His sons brought their Papa back to Mexico and began to teach him to crawl again, in hopes that by starting where babies start to walk, they could reteach their dad. Using the wall to support his limp shoulder, Bach-y-Rita, inched along clumsily for months, as he and his sons created marble games to play on the floor that required a reach and movement.
Cynics in medical schools warned that this was wasted time, experts insisted they knew best why brain power remains fixed, and neighbors criticized the Bach-y-Rita family when their papa crawled outside, saying, “The boys are treating this old man like a dog.” Yet persistence prevailed, because the sons suspected that brains are capable of more than we once realized.
With every ounce of progress, the grown sons of Bah-y-Rita persisted more to help their papa do acts on the opposite side of his weakness and loss.
It should be noted that little was known until recently about how the brain changes itself whenever we act opposite a weakness, and awaken the brain’s plasticity. Yet it makes sense that this mind-bending discovery came to a person who sought solutions, and refused to give up.
Progress comes slowly to me at times I admit, but any awareness that my brain can remap skills lost in a stroke, encourages me that other parts of my brain will also remap other basic skills lost. Paul observed his father’s brain reorganization for instance, and he saw how new areas of the brain took over where damaged parts had destroyed his father’s ability to walk and talk.
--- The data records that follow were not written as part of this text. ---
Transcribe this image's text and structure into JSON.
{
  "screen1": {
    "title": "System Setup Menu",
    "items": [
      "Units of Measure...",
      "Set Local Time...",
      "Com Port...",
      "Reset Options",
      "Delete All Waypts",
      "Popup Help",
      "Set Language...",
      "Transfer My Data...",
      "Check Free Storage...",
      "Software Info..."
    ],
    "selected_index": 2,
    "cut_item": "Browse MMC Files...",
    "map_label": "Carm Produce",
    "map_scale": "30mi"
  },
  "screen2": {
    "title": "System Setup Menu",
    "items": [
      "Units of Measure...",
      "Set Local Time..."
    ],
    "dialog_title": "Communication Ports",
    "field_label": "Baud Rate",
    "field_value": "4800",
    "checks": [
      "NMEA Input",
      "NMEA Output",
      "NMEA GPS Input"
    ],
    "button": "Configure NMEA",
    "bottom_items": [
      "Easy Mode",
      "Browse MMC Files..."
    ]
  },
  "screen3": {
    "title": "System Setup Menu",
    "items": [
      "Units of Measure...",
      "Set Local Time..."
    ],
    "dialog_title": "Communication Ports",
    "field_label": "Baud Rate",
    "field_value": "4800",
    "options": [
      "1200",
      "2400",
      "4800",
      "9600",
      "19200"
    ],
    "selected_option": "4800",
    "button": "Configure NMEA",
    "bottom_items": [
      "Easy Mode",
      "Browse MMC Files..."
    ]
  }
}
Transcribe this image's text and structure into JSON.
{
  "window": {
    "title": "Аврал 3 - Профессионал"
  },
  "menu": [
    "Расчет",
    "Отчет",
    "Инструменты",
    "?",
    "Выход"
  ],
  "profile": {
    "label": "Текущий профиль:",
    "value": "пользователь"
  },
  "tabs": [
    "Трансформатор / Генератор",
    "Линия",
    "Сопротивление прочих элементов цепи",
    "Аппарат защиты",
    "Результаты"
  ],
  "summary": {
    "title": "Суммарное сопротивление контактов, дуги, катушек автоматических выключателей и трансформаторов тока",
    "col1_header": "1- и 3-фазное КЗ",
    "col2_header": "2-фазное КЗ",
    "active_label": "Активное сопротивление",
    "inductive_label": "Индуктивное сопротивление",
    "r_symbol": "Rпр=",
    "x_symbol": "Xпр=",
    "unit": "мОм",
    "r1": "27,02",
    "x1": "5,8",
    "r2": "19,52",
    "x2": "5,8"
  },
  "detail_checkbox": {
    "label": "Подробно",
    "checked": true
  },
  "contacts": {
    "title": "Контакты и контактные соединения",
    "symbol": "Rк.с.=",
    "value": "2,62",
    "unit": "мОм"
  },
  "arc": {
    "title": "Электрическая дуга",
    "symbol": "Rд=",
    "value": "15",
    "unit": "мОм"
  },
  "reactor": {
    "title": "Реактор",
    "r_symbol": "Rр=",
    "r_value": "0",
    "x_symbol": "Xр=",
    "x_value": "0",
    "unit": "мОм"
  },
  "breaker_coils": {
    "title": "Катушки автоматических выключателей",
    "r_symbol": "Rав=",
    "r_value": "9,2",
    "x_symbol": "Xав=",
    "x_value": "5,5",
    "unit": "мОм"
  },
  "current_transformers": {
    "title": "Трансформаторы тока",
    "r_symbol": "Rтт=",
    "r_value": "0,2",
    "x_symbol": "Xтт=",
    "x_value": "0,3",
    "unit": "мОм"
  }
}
I’ll admit to a lack of persistence when I’ve faced resistance to change. I’ve held onto more hope lately, that change has a chance because it’s rooted in mental equipment designed for reshaping brains. Paul Bac-y-Rita’s life seemed shaped by a narrative that saw more with his brain and not dependent on his eyes alone. And in that position, he could support his papa’s brain reorganization for renewal and change.
Life improved simply by action and persistence, as Bach-y-Rita showed, on the other side of loss. It’s the in between spaces, where little progress is detected that I’ve been guilty of giving up on any growth.
In Bac-y-Rita’s case, it took many months of crawling and sputtering syllables, before new life slowly emerged and progress was seen. Inside his brain, new neuron pathways for language and mobility remapped in different areas, and eventually replaced damaged brain cells. The results? After a miraculous recovery, Bach-y-Rita returned to teach at City College in New York, at 68, three years following his stroke.
Paul Bach-y-Rita went on to explain a great deal of the research in areas of plasticity, that equips brains to rewire and remap in other areas. He found life-changing solutions where cynics and naysayers saw only doom and disaster.
Paul Bach-y-Rita would be first to remind us of the wonder of your brain’s plasticity, or ability to change itself. He’d show how our brains reorganize to become the life-changing solutions we seek. Would you agree that changes our answer to the question “What’s new?” when that question relates to your brain?